In general I feel the whole process of differentiating functions that
are represented by matrices is quite a mystery to me when it comes
to where I should transpose and so. Any help is appreciated. Thanks
in advance.
Best Answer
We can write formulas for $f_i$ and $f_{ij}$ (individual first and second partial derivatives) of $f$: $$ f_i(x) = g_i(x)h(x) + g(x)h_i(x) $$ and $$ f_{ij}(x) = g_{ij}(x)h(x) + g_i(x)h_j(x) + g_j(x)h_i(x) + g(x)h_{ij}(x). $$
We can also write the quadratic form $x^{\textrm{T}} A x$ in a form that is easier to differentiate: $$ g(x) = \sum_i \sum_j A_{ij}x_i x_j $$ where $A_{ij}=A_{ji}$ is row $i$, column $j$ of $A$ and $x_i$ is the $i$th variable.

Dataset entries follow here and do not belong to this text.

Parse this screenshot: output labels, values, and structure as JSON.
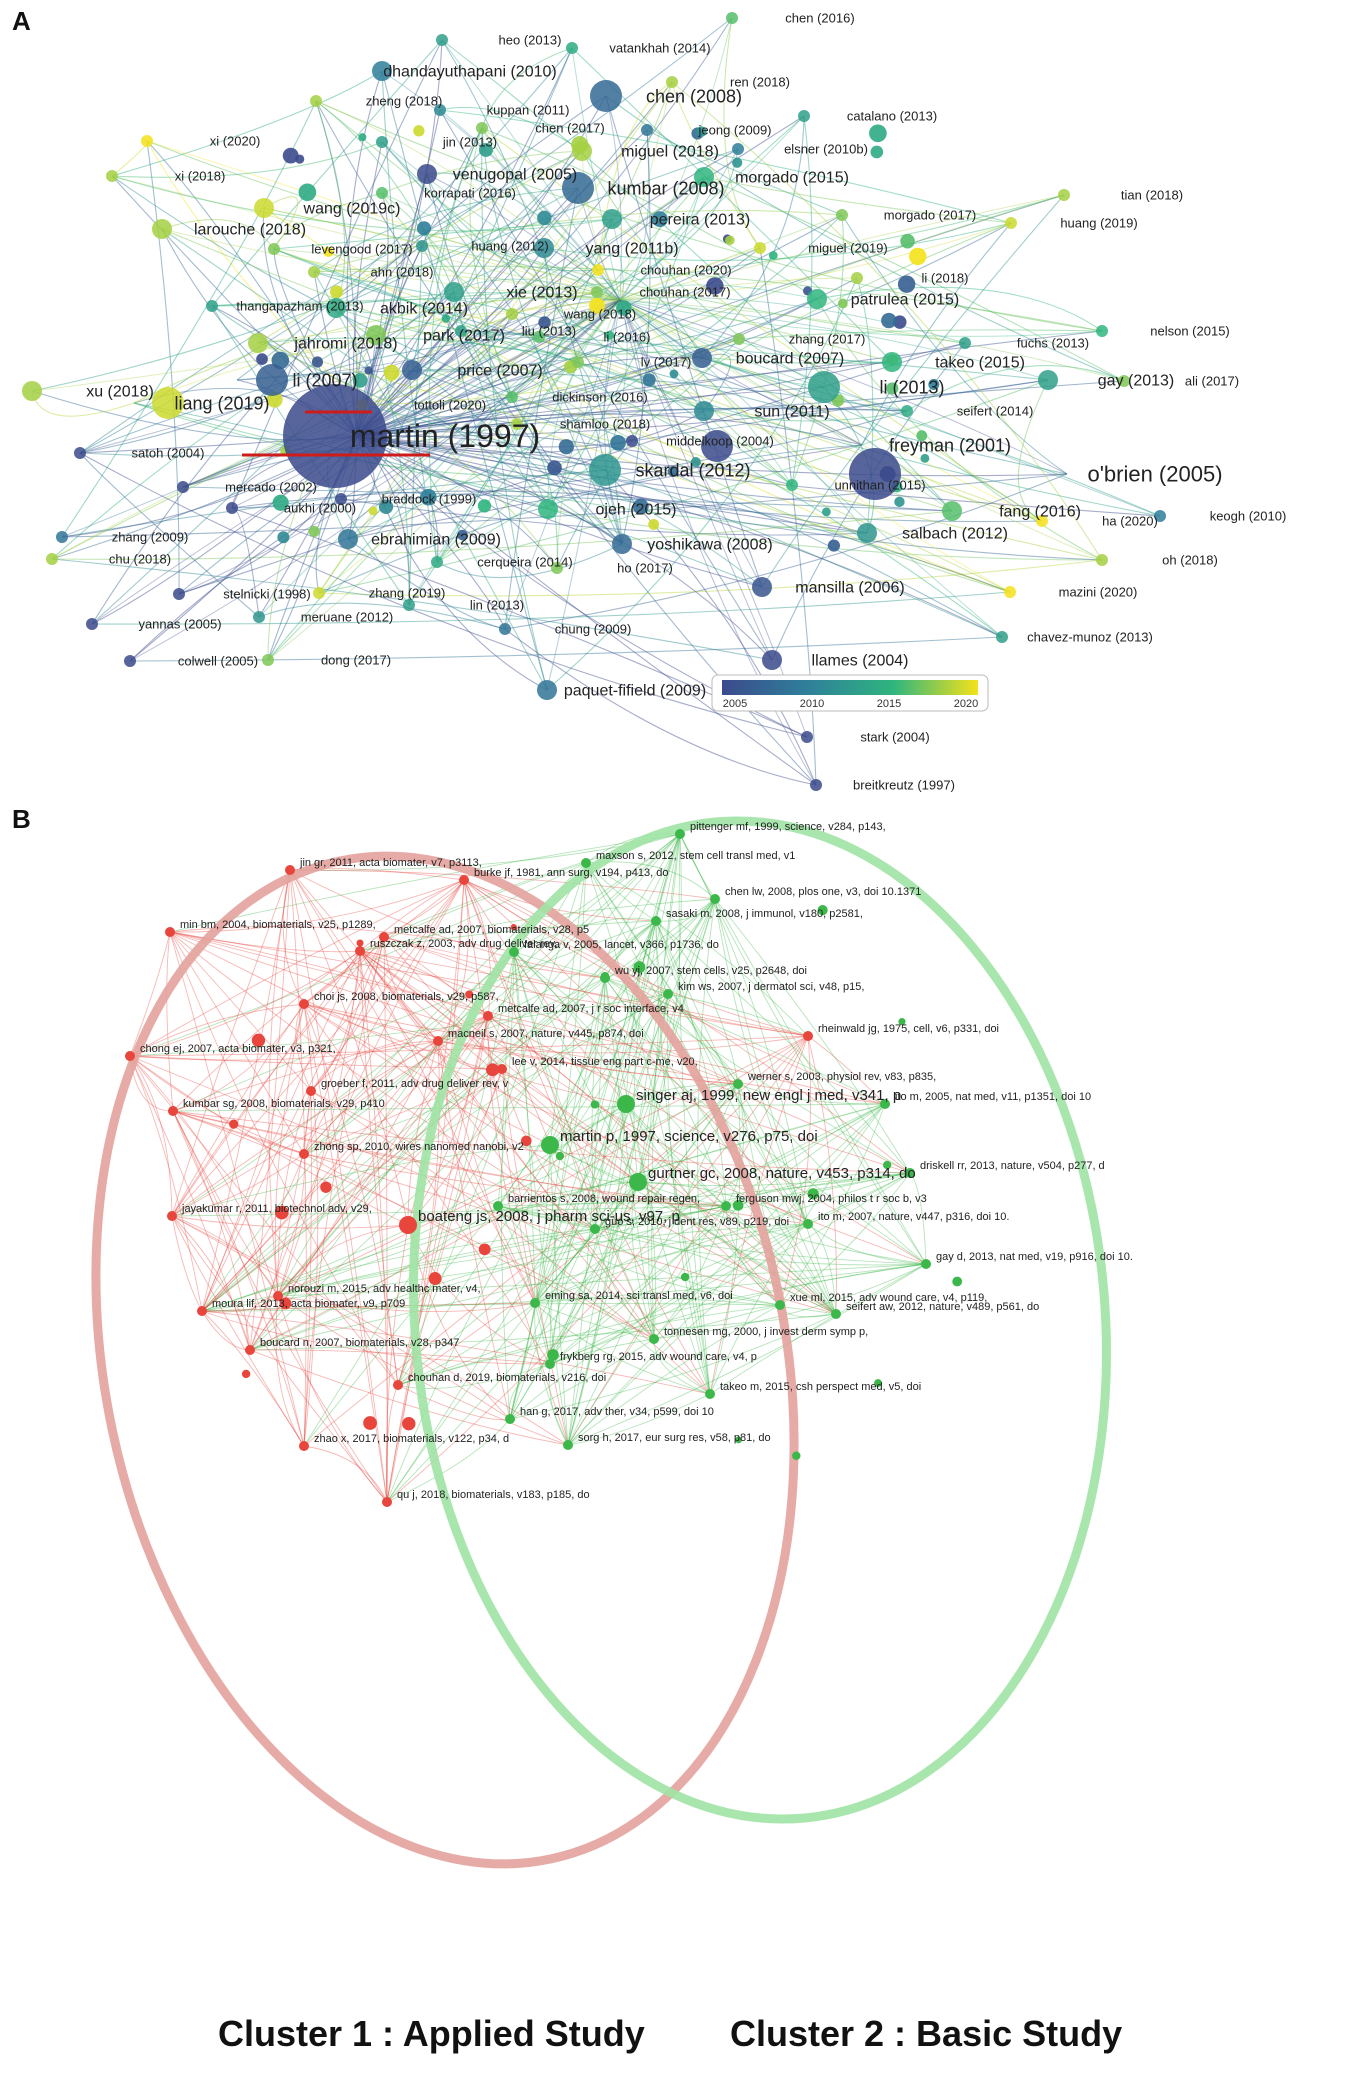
{
  "figure": {
    "panel_a_letter": "A",
    "panel_b_letter": "B",
    "caption_cluster1": "Cluster 1 : Applied Study",
    "caption_cluster2": "Cluster 2 : Basic Study"
  },
  "panel_a": {
    "legend": {
      "ticks": [
        "2005",
        "2010",
        "2015",
        "2020"
      ]
    },
    "nodes": [
      {
        "label": "chen (2016)",
        "year": 2016,
        "weight": 1
      },
      {
        "label": "heo (2013)",
        "year": 2013,
        "weight": 1
      },
      {
        "label": "vatankhah (2014)",
        "year": 2014,
        "weight": 1
      },
      {
        "label": "dhandayuthapani (2010)",
        "year": 2010,
        "weight": 2
      },
      {
        "label": "ren (2018)",
        "year": 2018,
        "weight": 1
      },
      {
        "label": "zheng (2018)",
        "year": 2018,
        "weight": 1
      },
      {
        "label": "kuppan (2011)",
        "year": 2011,
        "weight": 1
      },
      {
        "label": "chen (2008)",
        "year": 2008,
        "weight": 3
      },
      {
        "label": "catalano (2013)",
        "year": 2013,
        "weight": 1
      },
      {
        "label": "jin (2013)",
        "year": 2013,
        "weight": 1
      },
      {
        "label": "chen (2017)",
        "year": 2017,
        "weight": 1
      },
      {
        "label": "jeong (2009)",
        "year": 2009,
        "weight": 1
      },
      {
        "label": "xi (2020)",
        "year": 2020,
        "weight": 1
      },
      {
        "label": "miguel (2018)",
        "year": 2018,
        "weight": 2
      },
      {
        "label": "elsner (2010b)",
        "year": 2010,
        "weight": 1
      },
      {
        "label": "venugopal (2005)",
        "year": 2005,
        "weight": 2
      },
      {
        "label": "xi (2018)",
        "year": 2018,
        "weight": 1
      },
      {
        "label": "kumbar (2008)",
        "year": 2008,
        "weight": 3
      },
      {
        "label": "morgado (2015)",
        "year": 2015,
        "weight": 2
      },
      {
        "label": "korrapati (2016)",
        "year": 2016,
        "weight": 1
      },
      {
        "label": "tian (2018)",
        "year": 2018,
        "weight": 1
      },
      {
        "label": "wang (2019c)",
        "year": 2019,
        "weight": 2
      },
      {
        "label": "pereira (2013)",
        "year": 2013,
        "weight": 2
      },
      {
        "label": "morgado (2017)",
        "year": 2017,
        "weight": 1
      },
      {
        "label": "huang (2019)",
        "year": 2019,
        "weight": 1
      },
      {
        "label": "larouche (2018)",
        "year": 2018,
        "weight": 2
      },
      {
        "label": "levengood (2017)",
        "year": 2017,
        "weight": 1
      },
      {
        "label": "huang (2012)",
        "year": 2012,
        "weight": 1
      },
      {
        "label": "yang (2011b)",
        "year": 2011,
        "weight": 2
      },
      {
        "label": "miguel (2019)",
        "year": 2019,
        "weight": 1
      },
      {
        "label": "ahn (2018)",
        "year": 2018,
        "weight": 1
      },
      {
        "label": "chouhan (2020)",
        "year": 2020,
        "weight": 1
      },
      {
        "label": "li (2018)",
        "year": 2018,
        "weight": 1
      },
      {
        "label": "thangapazham (2013)",
        "year": 2013,
        "weight": 1
      },
      {
        "label": "akbik (2014)",
        "year": 2014,
        "weight": 2
      },
      {
        "label": "xie (2013)",
        "year": 2013,
        "weight": 2
      },
      {
        "label": "chouhan (2017)",
        "year": 2017,
        "weight": 1
      },
      {
        "label": "patrulea (2015)",
        "year": 2015,
        "weight": 2
      },
      {
        "label": "wang (2018)",
        "year": 2018,
        "weight": 1
      },
      {
        "label": "nelson (2015)",
        "year": 2015,
        "weight": 1
      },
      {
        "label": "park (2017)",
        "year": 2017,
        "weight": 2
      },
      {
        "label": "liu (2013)",
        "year": 2013,
        "weight": 1
      },
      {
        "label": "li (2016)",
        "year": 2016,
        "weight": 1
      },
      {
        "label": "zhang (2017)",
        "year": 2017,
        "weight": 1
      },
      {
        "label": "fuchs (2013)",
        "year": 2013,
        "weight": 1
      },
      {
        "label": "jahromi (2018)",
        "year": 2018,
        "weight": 2
      },
      {
        "label": "takeo (2015)",
        "year": 2015,
        "weight": 2
      },
      {
        "label": "boucard (2007)",
        "year": 2007,
        "weight": 2
      },
      {
        "label": "lv (2017)",
        "year": 2017,
        "weight": 1
      },
      {
        "label": "price (2007)",
        "year": 2007,
        "weight": 2
      },
      {
        "label": "li (2007)",
        "year": 2007,
        "weight": 3
      },
      {
        "label": "gay (2013)",
        "year": 2013,
        "weight": 2
      },
      {
        "label": "ali (2017)",
        "year": 2017,
        "weight": 1
      },
      {
        "label": "xu (2018)",
        "year": 2018,
        "weight": 2
      },
      {
        "label": "li (2013)",
        "year": 2013,
        "weight": 3
      },
      {
        "label": "liang (2019)",
        "year": 2019,
        "weight": 3
      },
      {
        "label": "dickinson (2016)",
        "year": 2016,
        "weight": 1
      },
      {
        "label": "tottoli (2020)",
        "year": 2020,
        "weight": 1
      },
      {
        "label": "seifert (2014)",
        "year": 2014,
        "weight": 1
      },
      {
        "label": "sun (2011)",
        "year": 2011,
        "weight": 2
      },
      {
        "label": "shamloo (2018)",
        "year": 2018,
        "weight": 1
      },
      {
        "label": "martin (1997)",
        "year": 1997,
        "weight": 6
      },
      {
        "label": "middelkoop (2004)",
        "year": 2004,
        "weight": 1
      },
      {
        "label": "freyman (2001)",
        "year": 2001,
        "weight": 3
      },
      {
        "label": "satoh (2004)",
        "year": 2004,
        "weight": 1
      },
      {
        "label": "skardal (2012)",
        "year": 2012,
        "weight": 3
      },
      {
        "label": "o'brien (2005)",
        "year": 2005,
        "weight": 4
      },
      {
        "label": "unnithan (2015)",
        "year": 2015,
        "weight": 1
      },
      {
        "label": "mercado (2002)",
        "year": 2002,
        "weight": 1
      },
      {
        "label": "braddock (1999)",
        "year": 1999,
        "weight": 1
      },
      {
        "label": "aukhi (2000)",
        "year": 2000,
        "weight": 1
      },
      {
        "label": "ojeh (2015)",
        "year": 2015,
        "weight": 2
      },
      {
        "label": "fang (2016)",
        "year": 2016,
        "weight": 2
      },
      {
        "label": "keogh (2010)",
        "year": 2010,
        "weight": 1
      },
      {
        "label": "ha (2020)",
        "year": 2020,
        "weight": 1
      },
      {
        "label": "zhang (2009)",
        "year": 2009,
        "weight": 1
      },
      {
        "label": "ebrahimian (2009)",
        "year": 2009,
        "weight": 2
      },
      {
        "label": "salbach (2012)",
        "year": 2012,
        "weight": 2
      },
      {
        "label": "yoshikawa (2008)",
        "year": 2008,
        "weight": 2
      },
      {
        "label": "chu (2018)",
        "year": 2018,
        "weight": 1
      },
      {
        "label": "cerqueira (2014)",
        "year": 2014,
        "weight": 1
      },
      {
        "label": "ho (2017)",
        "year": 2017,
        "weight": 1
      },
      {
        "label": "oh (2018)",
        "year": 2018,
        "weight": 1
      },
      {
        "label": "mansilla (2006)",
        "year": 2006,
        "weight": 2
      },
      {
        "label": "stelnicki (1998)",
        "year": 1998,
        "weight": 1
      },
      {
        "label": "zhang (2019)",
        "year": 2019,
        "weight": 1
      },
      {
        "label": "mazini (2020)",
        "year": 2020,
        "weight": 1
      },
      {
        "label": "meruane (2012)",
        "year": 2012,
        "weight": 1
      },
      {
        "label": "lin (2013)",
        "year": 2013,
        "weight": 1
      },
      {
        "label": "yannas (2005)",
        "year": 2005,
        "weight": 1
      },
      {
        "label": "chung (2009)",
        "year": 2009,
        "weight": 1
      },
      {
        "label": "chavez-munoz (2013)",
        "year": 2013,
        "weight": 1
      },
      {
        "label": "colwell (2005)",
        "year": 2005,
        "weight": 1
      },
      {
        "label": "dong (2017)",
        "year": 2017,
        "weight": 1
      },
      {
        "label": "llames (2004)",
        "year": 2004,
        "weight": 2
      },
      {
        "label": "paquet-fifield (2009)",
        "year": 2009,
        "weight": 2
      },
      {
        "label": "stark (2004)",
        "year": 2004,
        "weight": 1
      },
      {
        "label": "breitkreutz (1997)",
        "year": 1997,
        "weight": 1
      }
    ]
  },
  "panel_b": {
    "nodes": [
      {
        "label": "pittenger mf, 1999, science, v284, p143,",
        "cluster": 2
      },
      {
        "label": "maxson s, 2012, stem cell transl med, v1",
        "cluster": 2
      },
      {
        "label": "jin gr, 2011, acta biomater, v7, p3113,",
        "cluster": 1
      },
      {
        "label": "burke jf, 1981, ann surg, v194, p413, do",
        "cluster": 1
      },
      {
        "label": "chen lw, 2008, plos one, v3, doi 10.1371",
        "cluster": 2
      },
      {
        "label": "sasaki m, 2008, j immunol, v180, p2581,",
        "cluster": 2
      },
      {
        "label": "min bm, 2004, biomaterials, v25, p1289,",
        "cluster": 1
      },
      {
        "label": "metcalfe ad, 2007, biomaterials, v28, p5",
        "cluster": 1
      },
      {
        "label": "ruszczak z, 2003, adv drug deliver rev,",
        "cluster": 1
      },
      {
        "label": "falanga v, 2005, lancet, v366, p1736, do",
        "cluster": 2
      },
      {
        "label": "wu yj, 2007, stem cells, v25, p2648, doi",
        "cluster": 2
      },
      {
        "label": "kim ws, 2007, j dermatol sci, v48, p15,",
        "cluster": 2
      },
      {
        "label": "choi js, 2008, biomaterials, v29, p587,",
        "cluster": 1
      },
      {
        "label": "metcalfe ad, 2007, j r soc interface, v4",
        "cluster": 1
      },
      {
        "label": "rheinwald jg, 1975, cell, v6, p331, doi",
        "cluster": 1
      },
      {
        "label": "macneil s, 2007, nature, v445, p874, doi",
        "cluster": 1
      },
      {
        "label": "chong ej, 2007, acta biomater, v3, p321,",
        "cluster": 1
      },
      {
        "label": "lee v, 2014, tissue eng part c-me, v20,",
        "cluster": 1
      },
      {
        "label": "werner s, 2003, physiol rev, v83, p835,",
        "cluster": 2
      },
      {
        "label": "groeber f, 2011, adv drug deliver rev, v",
        "cluster": 1
      },
      {
        "label": "singer aj, 1999, new engl j med, v341, p",
        "cluster": 2
      },
      {
        "label": "ito m, 2005, nat med, v11, p1351, doi 10",
        "cluster": 2
      },
      {
        "label": "kumbar sg, 2008, biomaterials, v29, p410",
        "cluster": 1
      },
      {
        "label": "martin p, 1997, science, v276, p75, doi",
        "cluster": 2
      },
      {
        "label": "zhong sp, 2010, wires nanomed nanobi, v2",
        "cluster": 1
      },
      {
        "label": "gurtner gc, 2008, nature, v453, p314, do",
        "cluster": 2
      },
      {
        "label": "driskell rr, 2013, nature, v504, p277, d",
        "cluster": 2
      },
      {
        "label": "barrientos s, 2008, wound repair regen,",
        "cluster": 2
      },
      {
        "label": "ferguson mwj, 2004, philos t r soc b, v3",
        "cluster": 2
      },
      {
        "label": "jayakumar r, 2011, biotechnol adv, v29,",
        "cluster": 1
      },
      {
        "label": "boateng js, 2008, j pharm sci-us, v97, p",
        "cluster": 1
      },
      {
        "label": "ito m, 2007, nature, v447, p316, doi 10.",
        "cluster": 2
      },
      {
        "label": "guo s, 2010, j dent res, v89, p219, doi",
        "cluster": 2
      },
      {
        "label": "gay d, 2013, nat med, v19, p916, doi 10.",
        "cluster": 2
      },
      {
        "label": "norouzi m, 2015, adv healthc mater, v4,",
        "cluster": 1
      },
      {
        "label": "xue ml, 2015, adv wound care, v4, p119,",
        "cluster": 2
      },
      {
        "label": "moura lif, 2013, acta biomater, v9, p709",
        "cluster": 1
      },
      {
        "label": "eming sa, 2014, sci transl med, v6, doi",
        "cluster": 2
      },
      {
        "label": "seifert aw, 2012, nature, v489, p561, do",
        "cluster": 2
      },
      {
        "label": "tonnesen mg, 2000, j invest derm symp p,",
        "cluster": 2
      },
      {
        "label": "boucard n, 2007, biomaterials, v28, p347",
        "cluster": 1
      },
      {
        "label": "frykberg rg, 2015, adv wound care, v4, p",
        "cluster": 2
      },
      {
        "label": "chouhan d, 2019, biomaterials, v216, doi",
        "cluster": 1
      },
      {
        "label": "takeo m, 2015, csh perspect med, v5, doi",
        "cluster": 2
      },
      {
        "label": "han g, 2017, adv ther, v34, p599, doi 10",
        "cluster": 2
      },
      {
        "label": "zhao x, 2017, biomaterials, v122, p34, d",
        "cluster": 1
      },
      {
        "label": "sorg h, 2017, eur surg res, v58, p81, do",
        "cluster": 2
      },
      {
        "label": "qu j, 2018, biomaterials, v183, p185, do",
        "cluster": 1
      }
    ]
  },
  "colors": {
    "cluster1": "#e8453c",
    "cluster2": "#3cb84a",
    "ellipse1": "#e3a29c",
    "ellipse2": "#9fe3a4",
    "underline": "#d01b1b",
    "viridis_2005": "#3b4a8c",
    "viridis_2010": "#2f7f9a",
    "viridis_2015": "#2fb57e",
    "viridis_2020": "#f4e21a"
  }
}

So $$ \begin{align} g_k(x) &= \sum_i \sum_j A_{ij}(\delta_{ik}x_j + x_i\delta_{jk}) \\ &= \sum_j A_{kj} x_j + \sum_i A_{ik}x_i \\ &= \sum_i 2A_{ik}x_i \\ &= 2(A_{k*} \cdot x) \end{align} $$ where $\delta_{ij}$ is the Kronecker delta function and $A_{k*}$ is the $k$th row of $A$. The second partial derivative with respect to variables $k$ and $l$ is $$ g_{kl}(x) = \sum_i 2A_{ik}\delta_{il} = 2A_{kl}. $$
Using these formulas for the partial derivatives of $g$ (and $h$) gives the desired result: $$ f_{ij}(x) = 2A_{ij}h(x) + 4(A_{i*}\cdot x)(B_{j*}\cdot x) + 4(A_{j*}\cdot x)(B_{i*}\cdot x) + 2B_{ij}g(x). $$
I derived the identities $\nabla g = 2Ax$ and $\nabla^2 g = 2A$ in component form and then used this to compute the individual components of the Hessian of $f$. The point is that when working with matrices, it is often easier to break everything down into individual components. For example, in a matrix product $PQ$, you would work with $(PQ)_{ij}$ instead of the matrix product itself.